Ford Louisville Plant Undergoes Transformation for Escape Production

To prepare the 3.1 million-sq.-ft. facility for the next-generation CUV, the auto maker has invested $600 million to replace nearly all the aging equipment used to build the former body-on-frame Explorer SUV.

LOUISVILLE, KY – Ford’s new ’13 Escape cross/utility vehicle has begun rolling off the assembly line here, with output expected to fully ramp up by year’s end.

To prepare the 3.1 million-sq.-ft. (288,000-sq.-m) facility for the next-generation CUV, the auto maker has invested $600 million to replace nearly all the aging equipment used to build the former body-on-frame Explorer SUV.

New flooring and lights also have been added to the plant, which was constructed in 1955 to manufacture the Edsel.

“We added a significant amount of technology, including a lot of vision systems to verify quality,” John Savona, plant manager, tells WardsAuto during a media tour of the plant.

Among the upgrades is a new paint shop that employs Ford’s 3-wet process that the auto maker says is faster, conserves energy and is more environmentally friendly than the facility it replaced.

The innovative system, now used in most Ford plants, eliminates the preparation stage, allowing the three layers of paint – primer, base and enamel – to be applied one after the other without manual intervention and while each layer still is wet.

Also new to the facility are palletes that automatically adjust their height for easier access to the vehicle as it comes down the line. The palettes reduce workplace injuries and help improve quality, Savona says.

“In the past, it didn’t matter what area of the car you were working on, you had to reach and bend over,” he says.

Even with the added technology, more workers will be needed at the plant, which presently operates on two 10-hour shifts, four days a week.

“We’ve been growing our workforce from 1,100 to 4,300 and tripling the salaried workforce to 182,” Savona says. A third crew to be added in the fourth quarter will employ 1,300 workers currently undergoing training. The plant then will operate seven days a week on two 10-hour shifts.

The need for more employees is driven by increased vehicle content, he adds. “The line is going to be running faster and more production is expected.”

Most of the new workers are being hired at the entry-level tier-2 wage stipulated in Ford’s labor contract with the United Auto Workers union.

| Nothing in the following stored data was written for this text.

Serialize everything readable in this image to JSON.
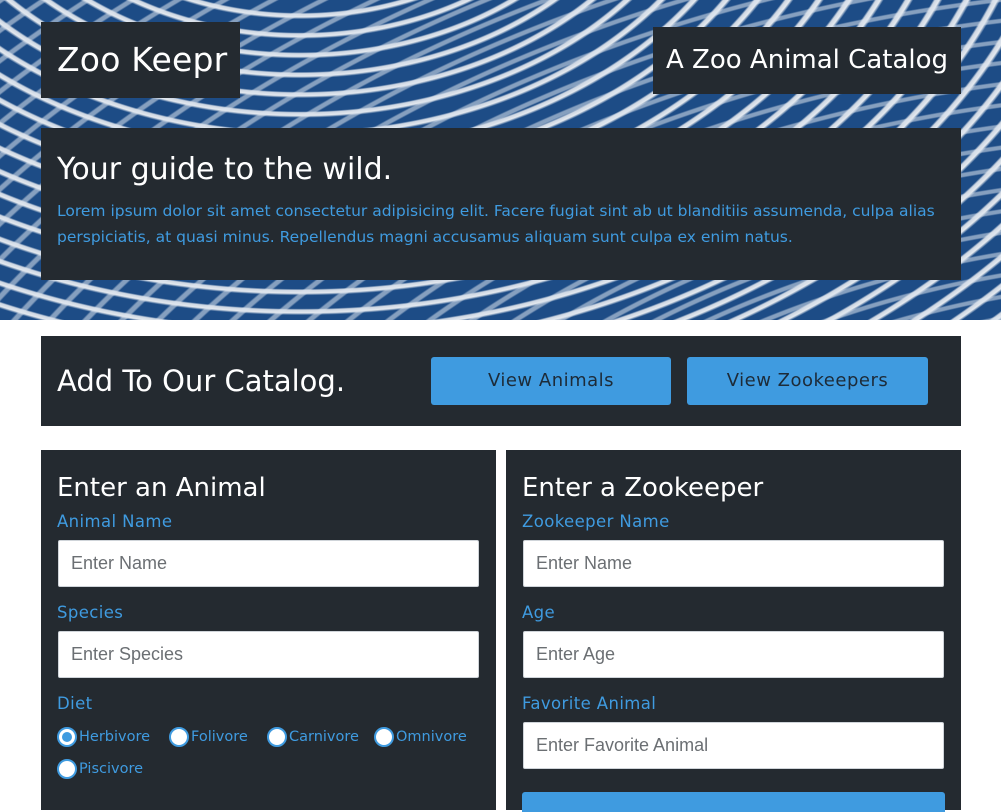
{
  "header": {
    "brand": "Zoo Keepr",
    "tagline": "A Zoo Animal Catalog"
  },
  "intro": {
    "heading": "Your guide to the wild.",
    "body": "Lorem ipsum dolor sit amet consectetur adipisicing elit. Facere fugiat sint ab ut blanditiis assumenda, culpa alias perspiciatis, at quasi minus. Repellendus magni accusamus aliquam sunt culpa ex enim natus."
  },
  "catalog": {
    "heading": "Add To Our Catalog.",
    "view_animals": "View Animals",
    "view_zookeepers": "View Zookeepers"
  },
  "animal_form": {
    "title": "Enter an Animal",
    "name_label": "Animal Name",
    "name_placeholder": "Enter Name",
    "species_label": "Species",
    "species_placeholder": "Enter Species",
    "diet_label": "Diet",
    "diet_options": [
      {
        "label": "Herbivore",
        "checked": true
      },
      {
        "label": "Folivore",
        "checked": false
      },
      {
        "label": "Carnivore",
        "checked": false
      },
      {
        "label": "Omnivore",
        "checked": false
      },
      {
        "label": "Piscivore",
        "checked": false
      }
    ]
  },
  "zookeeper_form": {
    "title": "Enter a Zookeeper",
    "name_label": "Zookeeper Name",
    "name_placeholder": "Enter Name",
    "age_label": "Age",
    "age_placeholder": "Enter Age",
    "favorite_label": "Favorite Animal",
    "favorite_placeholder": "Enter Favorite Animal"
  },
  "colors": {
    "panel": "#242a30",
    "accent": "#3f9be0",
    "stripe_blue": "#1d4c86"
  }
}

“We will have another opportunity for fulltime workers to transfer here, but we expect (total) tier-2 hires to be around the 1,500 mark,” Savona says, adding that when the factory is fully staffed it will boast the largest workforce of any North American Ford plant.

Tier-2 workers will perform some of the work Ford has brought in-house from outside suppliers, including instrument-panel production and door assembly. “The entry-level wage makes the business case much better,” Savona says.

Ford does not disclose the plant’s annual installed capacity but says it could build up to 300,000 units a year should demand for the Escape warrant such output. “We’re pretty confident this product is going to hit the spot,” he says.

Initially, the Louisville facility’s entire volume will be dedicated to the Escape, but Savona says the plant is capable of building up to six derivative models based on the CUV’s global C-car platform.

“That makes us one of the most flexible assembly plants in the world,” he says. “We haven’t announced any other products now, but we could bring other products in here in the future.”

The plant will operate on a just-in-time schedule, sourcing 2,600 parts for the Escape from 500 suppliers, most located in the area.

The ’13 Escape is expected to begin arriving at dealerships in May. While the majority of units will be sold in North America, some will be exported.

“U.S. volume is about 80%, but we’re going to send 15% to Canada, 2.5% to Mexico and 2.5% to the Caribbean, Central America, Africa and the Middle East,” Savona says.